From: Joel Karlsson <>
Subject: Re: [MC4D] Physical 4D puzzle V2
Date: Thu, 27 Apr 2017 19:31:46 +0200

Hi Melinda,

I do not agree with the criticism regarding the white and yellow stickers
touching each other, this could simply be an effect of the different
representations of the puzzle. To really figure out if this indeed is a
representation of a 2x2x2x2 we need to look at the possible moves (twists
and rotations) and figure out the equivalent moves in the MC4D software.
From the MC4D software, it’s easy to understand that the only moves
required are free twists of one of the faces (that is, only twisting the
center face in the standard perspective projection in MC4D) and 4D
rotations swapping which face is in the center (ctrl-clicking in MC4D).
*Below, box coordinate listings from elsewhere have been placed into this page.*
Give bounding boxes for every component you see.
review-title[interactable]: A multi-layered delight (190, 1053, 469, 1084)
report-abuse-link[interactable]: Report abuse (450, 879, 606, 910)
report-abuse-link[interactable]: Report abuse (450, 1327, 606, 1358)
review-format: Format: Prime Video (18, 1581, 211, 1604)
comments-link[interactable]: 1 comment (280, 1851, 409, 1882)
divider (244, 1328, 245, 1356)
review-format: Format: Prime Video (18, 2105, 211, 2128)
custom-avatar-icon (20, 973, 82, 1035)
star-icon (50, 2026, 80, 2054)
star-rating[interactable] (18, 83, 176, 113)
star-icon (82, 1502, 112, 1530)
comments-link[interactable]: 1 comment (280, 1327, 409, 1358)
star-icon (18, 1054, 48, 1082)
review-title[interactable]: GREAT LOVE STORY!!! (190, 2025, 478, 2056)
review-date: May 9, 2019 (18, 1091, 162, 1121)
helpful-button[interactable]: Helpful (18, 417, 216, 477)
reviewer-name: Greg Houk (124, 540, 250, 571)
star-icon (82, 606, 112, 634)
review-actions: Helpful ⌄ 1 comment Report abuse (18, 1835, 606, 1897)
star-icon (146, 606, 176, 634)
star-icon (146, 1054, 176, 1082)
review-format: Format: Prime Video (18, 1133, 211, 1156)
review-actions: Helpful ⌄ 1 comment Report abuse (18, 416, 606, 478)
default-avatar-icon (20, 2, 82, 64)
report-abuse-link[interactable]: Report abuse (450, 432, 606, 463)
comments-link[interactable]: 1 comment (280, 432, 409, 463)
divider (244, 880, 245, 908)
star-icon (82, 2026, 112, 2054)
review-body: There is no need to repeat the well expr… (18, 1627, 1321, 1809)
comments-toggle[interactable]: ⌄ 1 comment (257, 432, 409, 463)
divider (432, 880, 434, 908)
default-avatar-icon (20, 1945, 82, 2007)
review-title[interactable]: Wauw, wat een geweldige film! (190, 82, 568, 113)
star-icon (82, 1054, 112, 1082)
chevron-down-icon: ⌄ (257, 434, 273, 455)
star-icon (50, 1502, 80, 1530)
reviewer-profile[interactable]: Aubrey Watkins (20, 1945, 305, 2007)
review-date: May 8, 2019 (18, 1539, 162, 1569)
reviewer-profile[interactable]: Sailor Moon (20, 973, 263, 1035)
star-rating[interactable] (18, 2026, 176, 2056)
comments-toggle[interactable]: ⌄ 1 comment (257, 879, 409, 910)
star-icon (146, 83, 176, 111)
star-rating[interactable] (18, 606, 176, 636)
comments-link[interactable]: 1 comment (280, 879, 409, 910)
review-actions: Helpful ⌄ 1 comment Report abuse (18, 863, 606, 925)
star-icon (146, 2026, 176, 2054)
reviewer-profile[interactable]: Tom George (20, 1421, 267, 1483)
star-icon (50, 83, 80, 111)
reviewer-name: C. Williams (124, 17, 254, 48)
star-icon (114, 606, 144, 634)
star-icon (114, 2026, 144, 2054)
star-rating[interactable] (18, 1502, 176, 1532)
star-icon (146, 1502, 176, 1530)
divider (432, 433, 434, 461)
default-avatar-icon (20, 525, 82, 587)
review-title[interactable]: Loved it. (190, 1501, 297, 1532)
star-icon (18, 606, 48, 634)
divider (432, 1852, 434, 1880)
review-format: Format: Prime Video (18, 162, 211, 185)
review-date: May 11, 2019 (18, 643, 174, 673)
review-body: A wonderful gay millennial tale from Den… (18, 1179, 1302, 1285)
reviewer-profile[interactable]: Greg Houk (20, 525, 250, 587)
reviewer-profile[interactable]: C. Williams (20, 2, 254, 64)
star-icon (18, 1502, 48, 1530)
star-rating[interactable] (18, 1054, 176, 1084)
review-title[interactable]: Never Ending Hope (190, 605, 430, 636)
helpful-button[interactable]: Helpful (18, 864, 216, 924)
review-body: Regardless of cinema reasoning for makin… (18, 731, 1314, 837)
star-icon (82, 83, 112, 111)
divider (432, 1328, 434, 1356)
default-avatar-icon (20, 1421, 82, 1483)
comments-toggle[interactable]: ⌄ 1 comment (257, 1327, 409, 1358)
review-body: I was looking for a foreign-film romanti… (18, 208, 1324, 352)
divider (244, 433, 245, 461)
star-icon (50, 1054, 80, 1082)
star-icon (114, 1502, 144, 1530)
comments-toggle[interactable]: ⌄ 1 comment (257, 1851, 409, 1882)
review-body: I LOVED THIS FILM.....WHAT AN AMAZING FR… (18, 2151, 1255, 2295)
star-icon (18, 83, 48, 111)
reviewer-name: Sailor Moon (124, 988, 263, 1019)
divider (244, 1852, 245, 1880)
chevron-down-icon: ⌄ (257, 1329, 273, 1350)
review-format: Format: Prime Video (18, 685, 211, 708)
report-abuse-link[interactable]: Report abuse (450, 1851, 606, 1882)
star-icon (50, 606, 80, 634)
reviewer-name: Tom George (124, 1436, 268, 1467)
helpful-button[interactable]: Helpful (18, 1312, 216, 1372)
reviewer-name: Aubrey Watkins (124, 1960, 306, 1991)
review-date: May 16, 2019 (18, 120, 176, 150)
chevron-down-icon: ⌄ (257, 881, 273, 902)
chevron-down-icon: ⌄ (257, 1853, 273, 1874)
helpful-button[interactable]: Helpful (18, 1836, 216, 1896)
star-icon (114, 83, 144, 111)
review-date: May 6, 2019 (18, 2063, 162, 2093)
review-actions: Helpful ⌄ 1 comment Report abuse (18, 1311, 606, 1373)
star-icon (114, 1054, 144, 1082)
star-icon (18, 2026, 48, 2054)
The
first is possible in your physical puzzle by rotating the white and yellow
subcubes (from here on I use subcube to refer to the two halves of the
puzzle and the colours of the subcubes to refer to the "outer colours").
The second is possible if it’s possible to reach a solved state with any
two colours on the subcubes that still allow you to perform the previously
mentioned twists. This seems to be the case from your demonstration and is
indeed true if the magnets allow the simple twists regardless of the
colours of the subcubes. Thus, it is possible to let your puzzle be a
representation of a 2x2x2x2, however, it might require that some moves that
the magnets allow aren’t used.

Best regards,

2017-04-27 3:09 GMT+02:00 Melinda Green
[4D_Cubing] <>:

> Dear Cubists,
> I’ve finished version 2 of my physical puzzle and uploaded a video of it
> here:
> Again, please don’t share these videos outside this group as their purpose
> is just to get your feedback. I’ll eventually replace them with a public
> video.
> Here is an extra math puzzle that I bet you folks can answer: How many
> families of states does this puzzle have? In other words, if disassembled
> and reassembled in any random configuration the magnets allow, what are the
> odds that it can be solved? This has practical implications if all such
> configurations are solvable because it would provide a very easy way to
> fully scramble the puzzle.
> And finally, a bit of fun: A relatively new friend of mine and new list
> member, Marc Ringuette, got excited enough to make his own version. He
> built it from EPP foam and colored tape, and used honey instead of magnets
> to hold it together. Check it out here:
> dessert_cube.jpg I don’t know how practical a solution this is but it
> sure looks delicious! Welcome Marc!